Il n'est pas non plus
forcement nécessaire de se constituer un stock important, juste ce
qu'il faut pour faire la démonstration dans de bonnes conditions.
La majorité des sociétés de distribution fournissent des kits de
matériel de commercialisation à des coûts moins élevés que le
coût de production.
Des frais de démarrage peu élevés, des
formations simples, un matériel de promotion adapté qui sont
proposés, attirent aussi des arrondisseurs de fin de mois qui
veulent juste mettre un peu de beurre dans leurs épinards…
La
vente directe est aussi synonyme de liberté du travail, à temps
plein ou partiel. Il faut donc être capable de s'organiser, de -
quand même - définir ses plages d'activités.
A la disposition du
client, ces vendeurs sont bien souvent amenés à travailler le
soir, le week-end.
Indépendant, le vendeur de vente directe ne
dépend d'aucune hiérarchie. Il doit donc se motiver tout seul.

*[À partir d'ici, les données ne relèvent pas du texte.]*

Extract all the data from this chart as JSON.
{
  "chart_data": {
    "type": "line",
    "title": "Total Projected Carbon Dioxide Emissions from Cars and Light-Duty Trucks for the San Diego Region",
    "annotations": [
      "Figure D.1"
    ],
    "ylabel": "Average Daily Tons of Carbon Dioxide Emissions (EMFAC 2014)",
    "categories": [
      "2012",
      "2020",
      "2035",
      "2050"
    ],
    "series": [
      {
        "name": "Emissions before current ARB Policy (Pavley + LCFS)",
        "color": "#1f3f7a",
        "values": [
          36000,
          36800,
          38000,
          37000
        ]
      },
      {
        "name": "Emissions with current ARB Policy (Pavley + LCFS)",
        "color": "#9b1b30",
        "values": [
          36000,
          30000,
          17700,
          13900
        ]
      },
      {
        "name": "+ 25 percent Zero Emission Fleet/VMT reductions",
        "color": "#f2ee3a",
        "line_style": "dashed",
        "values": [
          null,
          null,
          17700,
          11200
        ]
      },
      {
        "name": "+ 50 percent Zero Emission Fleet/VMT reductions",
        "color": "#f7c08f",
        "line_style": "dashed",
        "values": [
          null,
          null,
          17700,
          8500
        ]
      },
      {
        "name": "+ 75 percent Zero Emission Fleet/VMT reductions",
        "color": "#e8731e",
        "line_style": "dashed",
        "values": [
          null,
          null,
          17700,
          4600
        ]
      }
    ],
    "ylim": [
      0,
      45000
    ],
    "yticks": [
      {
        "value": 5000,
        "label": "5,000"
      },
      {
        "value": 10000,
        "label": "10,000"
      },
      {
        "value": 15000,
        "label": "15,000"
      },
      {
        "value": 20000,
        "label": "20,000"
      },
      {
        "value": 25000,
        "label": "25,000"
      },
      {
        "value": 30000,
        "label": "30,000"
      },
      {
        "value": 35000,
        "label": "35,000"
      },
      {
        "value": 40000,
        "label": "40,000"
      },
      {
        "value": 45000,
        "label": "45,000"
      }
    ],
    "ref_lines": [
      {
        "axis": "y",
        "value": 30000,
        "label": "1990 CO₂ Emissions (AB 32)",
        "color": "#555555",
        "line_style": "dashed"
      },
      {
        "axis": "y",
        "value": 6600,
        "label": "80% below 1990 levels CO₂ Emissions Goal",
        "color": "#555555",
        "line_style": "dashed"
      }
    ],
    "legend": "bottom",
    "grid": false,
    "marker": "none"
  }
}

Donc, la plupart des sociétés de vente directe encadrent leur
force de vente, proposant des programmes de formation
professionnelle, un suivi personnalisé, des réunions de vente et
des stages de formation. Ceci afin d'éviter que les vendeurs
commercialisent les produits d'une manière contraire à la
déontologie professionnelle.
Une étude récente montre que la moyenne en heures par semaine
est entre 10 à 15 heures, les plus performant travaillant 40 heures
par semaine.
La plupart des créateurs d'entreprise
sous une forme traditionnelle, sont motivés, ils doivent
être multi-polyvalents, se former, apprendre en tâtonnant,
supporter le poids de leurs erreurs, faire face à des échéances,
des factures à payer auprès de leurs fournisseurs, des factures à
encaisser auprès de leurs clients, faire face aux impayés,
discuter avec le banquier, en bref, se débrouiller tout seul. A
contrario, les vendeurs directs sont tout aussi motivés, mais ils
peuvent bénéficier
de formations, de suivis, d'aides organisés par les sociétés de
distribution. Il leur est proposé un modèle
établi de gestion de leur entreprise et disposent d'un
interlocuteur privilégié, disponible pour les aider, les
renseigner et aussi les écouter dans leurs difficultés.
En vente
directe à niveau unique, les vendeurs sont encadrés par un
collaborateur de la société.
En vente à niveaux multiples, les
vendeurs sont recrutés par un parrain, qui perçoit une commission
sur les ventes réalisées par ses recrues et qui est directement
impliqué pour les encadrer, les motiver et les former correctement.